Wigmore Hall, London

12 February 2010

Alice Coote (mezzo)
Julius Drake (piano)

Programme

Edward Elgar:
Speak, Music from Op. 41
Pleading Op. 48

Roger Quilter:
There be none of Beauty’s Daughters Op. 24 No. 1
Now sleeps the crimson petal Op. 3 No. 2
Love’s philosophy Op. 3 No. 1

Charles Villiers Stanford: La belle dame sans merci

Edward Elgar: Sea pictures
Sea Slumber-song
In haven (Capri)
Sabbath morning at sea
Where corals lie
The swimmer

Dominic Argento: Songs from the Diary of Virginia Woolf
The Diary
Anxiety
Parents
The Last Entry

Liza Lehmann:
Love if you knew
Ah, Moon Of My Delight

Maud Valérie White: So we’ll go no more a’roving

Graham Peel: The early morning

Charles Villiers Stanford: A soft day

Peter Warlock: Late Summer

Ralph Vaughan Williams: Silent Noon from ‘The House of Life’

Ivor Gurney:
The boat is chaffing
Lights out

No encores

What the critics say

Hilary Finch, The Times,7.2.2010

4 stars

Life is like a little strip of pavement over an abyss. Virginia Woolf wrote the words; the Minnesotan octogenarian Dominick Argento set them to music; and Alice Coote and Julius Drake brought them to painful but wonderful new life in a recital of English-language song that filled the Wigmore Hall.

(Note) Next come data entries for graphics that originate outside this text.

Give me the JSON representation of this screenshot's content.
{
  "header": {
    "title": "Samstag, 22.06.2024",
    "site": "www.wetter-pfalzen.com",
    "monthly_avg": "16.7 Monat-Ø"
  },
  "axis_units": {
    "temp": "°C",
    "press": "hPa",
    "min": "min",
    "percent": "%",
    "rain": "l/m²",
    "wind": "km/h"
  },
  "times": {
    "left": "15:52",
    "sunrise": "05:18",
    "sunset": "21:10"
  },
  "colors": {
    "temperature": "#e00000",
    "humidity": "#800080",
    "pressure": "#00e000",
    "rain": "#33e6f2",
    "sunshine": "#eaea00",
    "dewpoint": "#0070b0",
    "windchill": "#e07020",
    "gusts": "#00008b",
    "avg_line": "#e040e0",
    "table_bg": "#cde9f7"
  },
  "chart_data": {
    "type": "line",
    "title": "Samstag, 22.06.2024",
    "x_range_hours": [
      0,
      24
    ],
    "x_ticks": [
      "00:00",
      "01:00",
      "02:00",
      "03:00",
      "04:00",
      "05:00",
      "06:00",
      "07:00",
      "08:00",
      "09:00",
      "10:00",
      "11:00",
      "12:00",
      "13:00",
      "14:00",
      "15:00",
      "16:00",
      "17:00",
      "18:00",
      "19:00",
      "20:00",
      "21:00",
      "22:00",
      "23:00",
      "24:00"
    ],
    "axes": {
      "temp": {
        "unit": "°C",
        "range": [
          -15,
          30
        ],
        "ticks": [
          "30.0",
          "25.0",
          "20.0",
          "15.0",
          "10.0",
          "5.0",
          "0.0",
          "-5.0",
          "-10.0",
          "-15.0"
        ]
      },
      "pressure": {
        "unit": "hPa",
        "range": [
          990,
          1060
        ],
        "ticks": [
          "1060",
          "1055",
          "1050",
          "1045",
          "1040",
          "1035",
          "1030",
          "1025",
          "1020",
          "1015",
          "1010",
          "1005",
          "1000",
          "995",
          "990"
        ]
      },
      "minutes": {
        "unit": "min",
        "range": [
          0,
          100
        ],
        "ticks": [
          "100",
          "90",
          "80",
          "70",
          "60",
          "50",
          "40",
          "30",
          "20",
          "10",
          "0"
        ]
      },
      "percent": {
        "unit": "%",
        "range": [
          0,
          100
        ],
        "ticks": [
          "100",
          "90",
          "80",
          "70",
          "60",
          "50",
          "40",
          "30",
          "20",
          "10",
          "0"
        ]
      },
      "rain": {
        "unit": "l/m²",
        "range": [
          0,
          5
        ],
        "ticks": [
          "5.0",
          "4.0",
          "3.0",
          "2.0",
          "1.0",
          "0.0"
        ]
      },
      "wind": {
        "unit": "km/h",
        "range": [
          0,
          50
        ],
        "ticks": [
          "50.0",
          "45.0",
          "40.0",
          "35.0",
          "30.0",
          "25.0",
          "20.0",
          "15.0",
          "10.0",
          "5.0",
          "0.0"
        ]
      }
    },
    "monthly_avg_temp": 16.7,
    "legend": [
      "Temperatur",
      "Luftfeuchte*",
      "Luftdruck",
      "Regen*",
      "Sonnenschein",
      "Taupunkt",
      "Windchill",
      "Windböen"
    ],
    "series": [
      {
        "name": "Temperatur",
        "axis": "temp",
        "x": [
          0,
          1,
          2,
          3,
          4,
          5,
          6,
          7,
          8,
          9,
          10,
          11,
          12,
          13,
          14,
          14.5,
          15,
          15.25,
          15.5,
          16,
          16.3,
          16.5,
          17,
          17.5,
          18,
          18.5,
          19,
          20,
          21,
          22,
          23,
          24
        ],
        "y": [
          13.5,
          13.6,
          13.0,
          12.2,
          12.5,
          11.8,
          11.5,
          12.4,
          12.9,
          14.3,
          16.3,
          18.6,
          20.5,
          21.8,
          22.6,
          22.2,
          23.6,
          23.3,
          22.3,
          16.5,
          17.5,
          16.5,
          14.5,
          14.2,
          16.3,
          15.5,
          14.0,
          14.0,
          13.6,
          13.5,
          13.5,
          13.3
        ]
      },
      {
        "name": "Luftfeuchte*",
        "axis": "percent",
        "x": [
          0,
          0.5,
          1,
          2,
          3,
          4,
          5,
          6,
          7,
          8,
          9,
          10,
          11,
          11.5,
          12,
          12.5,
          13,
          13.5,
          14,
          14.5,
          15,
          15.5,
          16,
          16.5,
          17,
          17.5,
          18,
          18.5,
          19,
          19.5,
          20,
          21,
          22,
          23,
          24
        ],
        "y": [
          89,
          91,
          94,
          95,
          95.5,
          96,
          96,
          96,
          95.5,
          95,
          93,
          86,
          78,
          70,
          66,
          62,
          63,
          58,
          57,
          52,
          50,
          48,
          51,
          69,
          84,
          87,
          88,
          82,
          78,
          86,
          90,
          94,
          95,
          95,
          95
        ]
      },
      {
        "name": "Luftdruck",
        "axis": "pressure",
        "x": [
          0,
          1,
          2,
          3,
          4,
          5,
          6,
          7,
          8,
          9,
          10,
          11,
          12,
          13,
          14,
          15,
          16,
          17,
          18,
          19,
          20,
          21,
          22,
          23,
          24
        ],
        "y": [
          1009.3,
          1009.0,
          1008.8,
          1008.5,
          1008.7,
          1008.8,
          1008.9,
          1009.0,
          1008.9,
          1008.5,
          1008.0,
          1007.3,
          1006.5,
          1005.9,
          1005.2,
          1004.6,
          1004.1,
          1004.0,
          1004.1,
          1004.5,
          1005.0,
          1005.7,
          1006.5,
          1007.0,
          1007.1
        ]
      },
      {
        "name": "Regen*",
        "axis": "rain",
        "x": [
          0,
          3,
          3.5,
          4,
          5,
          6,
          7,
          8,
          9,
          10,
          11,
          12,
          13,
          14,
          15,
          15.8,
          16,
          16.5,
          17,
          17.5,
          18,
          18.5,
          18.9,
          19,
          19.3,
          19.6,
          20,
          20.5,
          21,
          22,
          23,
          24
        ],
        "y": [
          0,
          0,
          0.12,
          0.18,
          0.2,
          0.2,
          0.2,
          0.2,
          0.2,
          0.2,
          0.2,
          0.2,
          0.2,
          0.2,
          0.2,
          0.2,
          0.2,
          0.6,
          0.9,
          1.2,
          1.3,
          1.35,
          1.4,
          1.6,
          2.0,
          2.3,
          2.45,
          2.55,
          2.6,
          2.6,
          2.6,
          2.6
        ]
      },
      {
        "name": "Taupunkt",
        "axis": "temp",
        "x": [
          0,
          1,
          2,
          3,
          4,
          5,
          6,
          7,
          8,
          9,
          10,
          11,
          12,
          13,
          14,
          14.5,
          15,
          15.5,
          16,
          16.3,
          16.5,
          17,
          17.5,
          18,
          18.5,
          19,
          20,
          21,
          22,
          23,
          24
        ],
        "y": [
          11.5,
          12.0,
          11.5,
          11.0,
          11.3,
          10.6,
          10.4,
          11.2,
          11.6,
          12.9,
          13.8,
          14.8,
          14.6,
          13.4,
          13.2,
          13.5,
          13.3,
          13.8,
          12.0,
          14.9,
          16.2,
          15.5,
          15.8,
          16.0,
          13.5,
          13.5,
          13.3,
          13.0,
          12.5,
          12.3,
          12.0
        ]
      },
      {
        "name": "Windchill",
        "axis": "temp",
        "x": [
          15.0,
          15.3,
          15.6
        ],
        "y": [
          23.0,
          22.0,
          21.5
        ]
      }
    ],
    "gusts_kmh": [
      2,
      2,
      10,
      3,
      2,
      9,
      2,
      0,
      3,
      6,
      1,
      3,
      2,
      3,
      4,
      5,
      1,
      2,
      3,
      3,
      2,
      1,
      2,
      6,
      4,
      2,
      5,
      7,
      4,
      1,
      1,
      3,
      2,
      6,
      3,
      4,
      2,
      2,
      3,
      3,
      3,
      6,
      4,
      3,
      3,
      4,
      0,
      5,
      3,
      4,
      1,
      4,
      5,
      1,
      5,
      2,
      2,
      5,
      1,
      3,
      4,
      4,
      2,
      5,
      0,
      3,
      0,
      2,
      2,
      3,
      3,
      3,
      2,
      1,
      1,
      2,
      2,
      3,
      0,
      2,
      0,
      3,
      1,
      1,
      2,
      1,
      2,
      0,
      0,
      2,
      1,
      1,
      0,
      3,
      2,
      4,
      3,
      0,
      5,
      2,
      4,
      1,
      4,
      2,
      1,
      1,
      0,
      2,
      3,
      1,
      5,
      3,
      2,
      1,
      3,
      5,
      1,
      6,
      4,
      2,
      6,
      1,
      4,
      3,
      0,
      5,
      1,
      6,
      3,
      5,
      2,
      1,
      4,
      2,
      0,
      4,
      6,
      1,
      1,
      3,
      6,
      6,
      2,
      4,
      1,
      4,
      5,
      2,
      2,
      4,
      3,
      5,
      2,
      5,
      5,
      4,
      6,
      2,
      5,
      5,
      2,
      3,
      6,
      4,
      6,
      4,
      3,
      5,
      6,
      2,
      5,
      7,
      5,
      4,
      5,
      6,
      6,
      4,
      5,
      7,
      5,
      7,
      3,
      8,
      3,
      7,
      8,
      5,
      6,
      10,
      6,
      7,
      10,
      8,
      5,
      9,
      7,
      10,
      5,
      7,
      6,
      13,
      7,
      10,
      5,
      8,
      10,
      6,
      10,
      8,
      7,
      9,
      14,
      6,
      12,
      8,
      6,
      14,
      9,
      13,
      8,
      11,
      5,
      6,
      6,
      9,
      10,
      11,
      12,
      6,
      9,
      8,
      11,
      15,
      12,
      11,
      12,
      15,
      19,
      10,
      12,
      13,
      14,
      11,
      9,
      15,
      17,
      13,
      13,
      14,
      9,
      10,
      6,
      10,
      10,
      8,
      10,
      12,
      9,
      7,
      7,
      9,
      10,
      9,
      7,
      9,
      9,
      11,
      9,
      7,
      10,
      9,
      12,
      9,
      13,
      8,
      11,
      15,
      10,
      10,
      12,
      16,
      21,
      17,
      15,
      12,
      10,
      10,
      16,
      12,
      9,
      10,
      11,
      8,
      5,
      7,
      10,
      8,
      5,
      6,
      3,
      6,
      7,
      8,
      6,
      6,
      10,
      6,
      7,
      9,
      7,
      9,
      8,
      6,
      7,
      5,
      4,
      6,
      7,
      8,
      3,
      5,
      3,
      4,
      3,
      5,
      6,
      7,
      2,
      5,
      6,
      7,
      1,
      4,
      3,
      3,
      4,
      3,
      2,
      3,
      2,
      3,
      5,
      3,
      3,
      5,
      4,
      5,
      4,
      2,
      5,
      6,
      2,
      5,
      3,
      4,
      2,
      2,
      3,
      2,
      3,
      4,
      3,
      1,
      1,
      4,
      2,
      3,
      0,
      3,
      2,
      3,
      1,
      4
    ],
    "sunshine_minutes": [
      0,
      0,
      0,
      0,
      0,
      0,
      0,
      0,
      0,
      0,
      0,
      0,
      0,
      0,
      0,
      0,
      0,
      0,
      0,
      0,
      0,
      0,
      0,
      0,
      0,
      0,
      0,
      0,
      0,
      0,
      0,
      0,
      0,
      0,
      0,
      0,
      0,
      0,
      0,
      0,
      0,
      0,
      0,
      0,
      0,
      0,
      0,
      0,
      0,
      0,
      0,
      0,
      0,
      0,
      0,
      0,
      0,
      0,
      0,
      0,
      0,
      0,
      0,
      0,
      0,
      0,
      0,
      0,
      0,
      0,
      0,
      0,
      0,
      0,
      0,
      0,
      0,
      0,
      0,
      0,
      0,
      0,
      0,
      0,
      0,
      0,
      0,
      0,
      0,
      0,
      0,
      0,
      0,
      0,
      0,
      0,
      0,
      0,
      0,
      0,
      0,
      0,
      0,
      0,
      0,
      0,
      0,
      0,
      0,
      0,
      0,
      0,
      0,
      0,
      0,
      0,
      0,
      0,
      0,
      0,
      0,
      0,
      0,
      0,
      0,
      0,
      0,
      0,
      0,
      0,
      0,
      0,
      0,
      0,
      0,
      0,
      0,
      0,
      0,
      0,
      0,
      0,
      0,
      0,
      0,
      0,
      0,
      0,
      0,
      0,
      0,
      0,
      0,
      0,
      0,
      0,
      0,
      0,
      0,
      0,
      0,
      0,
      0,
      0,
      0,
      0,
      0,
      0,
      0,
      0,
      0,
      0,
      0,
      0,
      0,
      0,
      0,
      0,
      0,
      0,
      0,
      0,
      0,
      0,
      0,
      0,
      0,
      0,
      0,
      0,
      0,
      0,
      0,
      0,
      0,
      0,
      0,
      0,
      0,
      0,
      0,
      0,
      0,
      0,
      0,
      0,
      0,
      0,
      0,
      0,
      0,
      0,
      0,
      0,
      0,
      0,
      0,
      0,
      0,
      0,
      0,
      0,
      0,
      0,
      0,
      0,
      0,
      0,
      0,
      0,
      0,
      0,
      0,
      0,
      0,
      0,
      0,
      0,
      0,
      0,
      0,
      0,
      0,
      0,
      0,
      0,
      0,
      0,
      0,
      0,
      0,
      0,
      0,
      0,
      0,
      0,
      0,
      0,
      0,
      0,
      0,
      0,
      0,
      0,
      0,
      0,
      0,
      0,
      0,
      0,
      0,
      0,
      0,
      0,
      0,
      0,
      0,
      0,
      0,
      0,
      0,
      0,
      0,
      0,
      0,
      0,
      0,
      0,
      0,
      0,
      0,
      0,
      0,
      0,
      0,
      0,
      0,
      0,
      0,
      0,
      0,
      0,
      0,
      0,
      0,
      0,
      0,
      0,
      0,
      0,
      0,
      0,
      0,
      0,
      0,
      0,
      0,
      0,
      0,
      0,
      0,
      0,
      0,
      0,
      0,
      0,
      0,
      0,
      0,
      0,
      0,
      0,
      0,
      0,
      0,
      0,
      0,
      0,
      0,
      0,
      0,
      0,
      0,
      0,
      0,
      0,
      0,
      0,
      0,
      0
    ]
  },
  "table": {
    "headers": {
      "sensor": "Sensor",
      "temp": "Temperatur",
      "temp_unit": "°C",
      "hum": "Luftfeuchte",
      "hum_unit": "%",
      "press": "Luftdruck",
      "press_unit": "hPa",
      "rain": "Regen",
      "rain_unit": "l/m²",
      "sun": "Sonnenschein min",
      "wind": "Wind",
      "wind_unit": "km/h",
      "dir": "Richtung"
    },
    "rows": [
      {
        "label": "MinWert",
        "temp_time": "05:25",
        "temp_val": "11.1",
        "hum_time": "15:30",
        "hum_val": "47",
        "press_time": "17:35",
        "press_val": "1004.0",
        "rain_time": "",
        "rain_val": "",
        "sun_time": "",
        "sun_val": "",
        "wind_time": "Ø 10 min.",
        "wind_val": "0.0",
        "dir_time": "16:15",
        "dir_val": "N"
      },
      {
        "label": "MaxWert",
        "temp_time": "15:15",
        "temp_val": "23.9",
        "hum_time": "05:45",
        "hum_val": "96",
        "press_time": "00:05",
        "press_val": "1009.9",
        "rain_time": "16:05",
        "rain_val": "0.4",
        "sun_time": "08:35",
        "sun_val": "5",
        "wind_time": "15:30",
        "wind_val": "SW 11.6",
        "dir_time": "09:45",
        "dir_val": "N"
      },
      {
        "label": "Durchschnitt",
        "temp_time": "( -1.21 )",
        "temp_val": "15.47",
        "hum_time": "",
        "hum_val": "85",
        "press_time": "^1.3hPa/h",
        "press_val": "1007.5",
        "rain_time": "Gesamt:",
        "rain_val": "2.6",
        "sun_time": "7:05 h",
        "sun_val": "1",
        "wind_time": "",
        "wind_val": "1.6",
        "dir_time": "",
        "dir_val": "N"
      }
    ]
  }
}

Argento’s four songs from his cycle From the Diary of Virginia Woolf were the high point of Coote’s recital. The fingers wandered through Woolf’s mind and the voice, in its inflection and its often agonised repetition of certain words, revealed both Argento’s genius in prose-setting and Coote’s total habitation of every passing thought. With her mezzo becoming ever clearer and brighter, flaring into flame at the top of the register, this was a thrilling performance.

The work was written for Janet Baker — and the great Dame was irresistibly recalled too in the evening’s performance of Elgar’s Sea Pictures. But Coote’s is a more fevered approach. The strange otherness of that “elfin land” reveals more menace and, in The Swimmer, more steamy sexuality than in any of Baker’s performances. But, just occasionally, less can be more. And, with the lower register of her mezzo now a little less eloquent, Coote’s very intensity threatened to over-heat the simple tenderness of a song such as In Haven.

But this is to quibble. With songs by Quilter, Stanford, Warlock and Gurney probing levels of emotional recession that few singers dare discover, Coote and Drake’s recital was often breathtaking in its sheer conviction and subtlety of perception.